B-VG Art144 Abs1 / Befehls- und Zwangsausübung unmittelb
B-VG Art144 Abs1 / Gerichtsakt
B-VG Art144 Abs1 / Hausdurchsuchung

Leitsatz

Art144 Abs1 B-VG; Personsdurchsuchung als Teil einer richterlich angeordneten Hausdurchsuchung; keine Zuständigkeit des VfGH

Spruch

Die Beschwerde wird zurückgewiesen.

Begründung

Begründung:

1. a) In der auf Art144 B-VG gestützten Beschwerde wird vorgebracht, am 21. Oktober 1980 hätten fünf Beamte des Finanzamtes für den XII., XIII., XIV. und XXIII. Bezirk in Wien und ein Beamter der Bundespolizeidirektion Wien (Wirtschaftspolizei) bei der Arbeitsgemeinschaft K. - bei welcher der Beschwerdeführer als Chauffeur beschäftigt sei - auf Grund eines richterlichen Hausdurchsuchungsbefehles eine Hausdurchsuchung durchgeführt. Als der Beschwerdeführer während der Hausdurchsuchung das Büro seiner Firma in der Sch.-Allee 34 verlassen habe wollen, sei ihm von den Beamten erklärt worden, daß er nicht weggehen könne, bevor er durchsucht sei. Daraufhin seien seine sämtlichen Taschen durchsucht worden. Ein Beamter habe weiters seine Brieftasche durchwühlt und von den darin befindlichen Aufzeichnungen Fotokopien angefertigt.
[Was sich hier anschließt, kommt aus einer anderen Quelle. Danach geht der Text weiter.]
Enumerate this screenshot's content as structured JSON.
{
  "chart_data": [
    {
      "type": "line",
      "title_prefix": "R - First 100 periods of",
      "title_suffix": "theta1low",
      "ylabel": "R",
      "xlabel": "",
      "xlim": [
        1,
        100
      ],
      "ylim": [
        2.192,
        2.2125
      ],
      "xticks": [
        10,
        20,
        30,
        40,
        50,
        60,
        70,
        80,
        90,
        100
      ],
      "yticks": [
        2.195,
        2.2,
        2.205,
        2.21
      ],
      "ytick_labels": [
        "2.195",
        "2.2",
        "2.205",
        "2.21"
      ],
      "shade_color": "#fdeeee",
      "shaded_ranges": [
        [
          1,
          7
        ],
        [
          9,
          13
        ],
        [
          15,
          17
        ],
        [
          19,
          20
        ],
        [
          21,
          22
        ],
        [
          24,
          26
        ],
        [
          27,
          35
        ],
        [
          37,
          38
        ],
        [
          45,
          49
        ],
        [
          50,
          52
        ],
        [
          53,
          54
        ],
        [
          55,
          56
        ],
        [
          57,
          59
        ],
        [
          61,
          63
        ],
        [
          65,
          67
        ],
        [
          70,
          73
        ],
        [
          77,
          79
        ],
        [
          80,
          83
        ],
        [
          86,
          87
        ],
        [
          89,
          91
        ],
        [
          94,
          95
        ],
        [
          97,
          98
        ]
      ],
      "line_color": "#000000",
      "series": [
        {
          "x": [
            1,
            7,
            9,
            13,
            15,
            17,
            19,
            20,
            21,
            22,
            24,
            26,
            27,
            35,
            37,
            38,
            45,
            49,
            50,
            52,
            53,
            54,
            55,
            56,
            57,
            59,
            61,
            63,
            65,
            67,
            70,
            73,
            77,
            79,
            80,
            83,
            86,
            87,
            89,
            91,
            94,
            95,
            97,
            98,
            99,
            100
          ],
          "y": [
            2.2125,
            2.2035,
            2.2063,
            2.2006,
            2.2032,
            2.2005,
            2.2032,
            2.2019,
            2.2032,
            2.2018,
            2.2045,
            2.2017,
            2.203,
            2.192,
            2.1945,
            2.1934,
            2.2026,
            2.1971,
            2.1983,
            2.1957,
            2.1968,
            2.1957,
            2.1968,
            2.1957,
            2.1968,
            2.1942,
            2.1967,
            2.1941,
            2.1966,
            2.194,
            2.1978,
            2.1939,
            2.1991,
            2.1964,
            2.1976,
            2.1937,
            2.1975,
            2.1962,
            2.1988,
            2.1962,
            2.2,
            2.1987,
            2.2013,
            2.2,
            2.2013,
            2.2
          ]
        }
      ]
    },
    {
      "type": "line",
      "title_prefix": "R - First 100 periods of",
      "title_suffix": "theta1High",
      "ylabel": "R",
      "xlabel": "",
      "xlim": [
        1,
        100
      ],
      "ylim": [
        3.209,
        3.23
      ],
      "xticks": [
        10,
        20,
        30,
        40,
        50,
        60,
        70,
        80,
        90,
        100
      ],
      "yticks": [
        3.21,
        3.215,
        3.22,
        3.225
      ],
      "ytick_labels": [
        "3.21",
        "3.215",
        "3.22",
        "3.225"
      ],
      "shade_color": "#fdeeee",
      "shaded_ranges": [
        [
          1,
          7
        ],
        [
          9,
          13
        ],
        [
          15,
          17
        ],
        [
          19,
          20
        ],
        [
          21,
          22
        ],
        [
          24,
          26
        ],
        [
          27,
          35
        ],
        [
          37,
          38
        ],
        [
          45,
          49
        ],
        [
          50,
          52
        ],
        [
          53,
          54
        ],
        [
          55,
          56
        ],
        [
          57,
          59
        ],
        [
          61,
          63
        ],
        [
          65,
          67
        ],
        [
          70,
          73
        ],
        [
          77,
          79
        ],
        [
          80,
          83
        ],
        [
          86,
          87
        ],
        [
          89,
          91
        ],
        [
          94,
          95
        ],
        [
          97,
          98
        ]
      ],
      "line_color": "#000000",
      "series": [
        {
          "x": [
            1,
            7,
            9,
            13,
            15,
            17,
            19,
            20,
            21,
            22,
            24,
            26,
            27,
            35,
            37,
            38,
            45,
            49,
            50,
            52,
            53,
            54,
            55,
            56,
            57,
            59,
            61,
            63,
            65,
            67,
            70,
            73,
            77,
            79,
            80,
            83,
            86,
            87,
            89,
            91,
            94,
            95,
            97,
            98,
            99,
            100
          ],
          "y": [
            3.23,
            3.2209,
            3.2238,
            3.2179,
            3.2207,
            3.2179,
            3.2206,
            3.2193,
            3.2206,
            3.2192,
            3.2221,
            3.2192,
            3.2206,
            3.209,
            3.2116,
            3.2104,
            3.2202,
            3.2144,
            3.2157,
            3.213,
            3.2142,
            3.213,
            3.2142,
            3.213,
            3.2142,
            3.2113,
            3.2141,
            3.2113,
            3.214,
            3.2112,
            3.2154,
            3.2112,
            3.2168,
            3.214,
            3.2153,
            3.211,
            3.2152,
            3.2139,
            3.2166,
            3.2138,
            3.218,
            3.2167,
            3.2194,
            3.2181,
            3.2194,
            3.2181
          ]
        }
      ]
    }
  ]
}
In Anbetracht der Äußerungen der Beamten habe der Beschwerdeführer Angst gehabt, im Falle einer Weigerung verhaftet zu werden.

Ein richterlicher Befehl zu einer Personsdurchsuchung sei nicht vorgelegen. Die Behörden hätten daher bei Durchführung des richterlichen Hausdurchsuchungsbefehles ihre Ermächtigung überschritten. Der Beschwerdeführer sei durch diese Vorgangsweise im verfassungsgesetzlich gewährleisteten Recht auf persönliche Freiheit verletzt worden. Da die belangten Behörden auch willkürlich gehandelt hätten, sei auch der Gleichheitsgrundsatz verletzt.

Der Beschwerdeführer beantragt, der VfGH wolle feststellen, daß die belangten Behörden dadurch, daß bei der Hausdurchsuchung am 21. Oktober 1980 in den Räumen der Arbeitsgemeinschaft K. der Beschwerdeführer durchsucht wurde, er in einem verfassungsgesetzlich gewährleisteten Recht verletzt wurde, und möge die Bundespolizeidirektion Wien und das Finanzamt für den XII., XIII., XIV., u. XXIII. Bezirk schuldig erkennen, dem Beschwerdeführer die Kosten des Verfahrens zu ersetzen oder in eventu die Beschwerde an den VwGH abtreten.

In der mündlichen Verhandlung vor dem VfGH brachte der Beschwerdeführer überdies vor, die bekämpfte Amtshandlung verstoße (auch) gegen Art8 MRK, Art2 des Vierten Zusatzprotokolls zur MRK sowie gegen Art4 Abs1 StGG.

b) Die Bundespolizeidirektion Wien (vertreten durch die Finanzprokuratur) hat eine Gegenschrift erstattet, in welcher die Zurückweisung der Beschwerde mit der Begründung beantragt wird, das Einschreiten sämtlicher an der Amtshandlung beteiligter Beamter sei auf Grund der im Hausdurchsuchungsbefehl enthaltenen richterlichen Anordnung erfolgt. In eventu sei das Verfahren über diese Beschwerde ausschließlich mit dem Finanzamt zu führen, da von keinem Organ der Bundespolizeidirektion Wien eine verwaltungsbehördliche Befehls- oder Zwangsgewalt gegen den Beschwerdeführer ausgeübt worden sei.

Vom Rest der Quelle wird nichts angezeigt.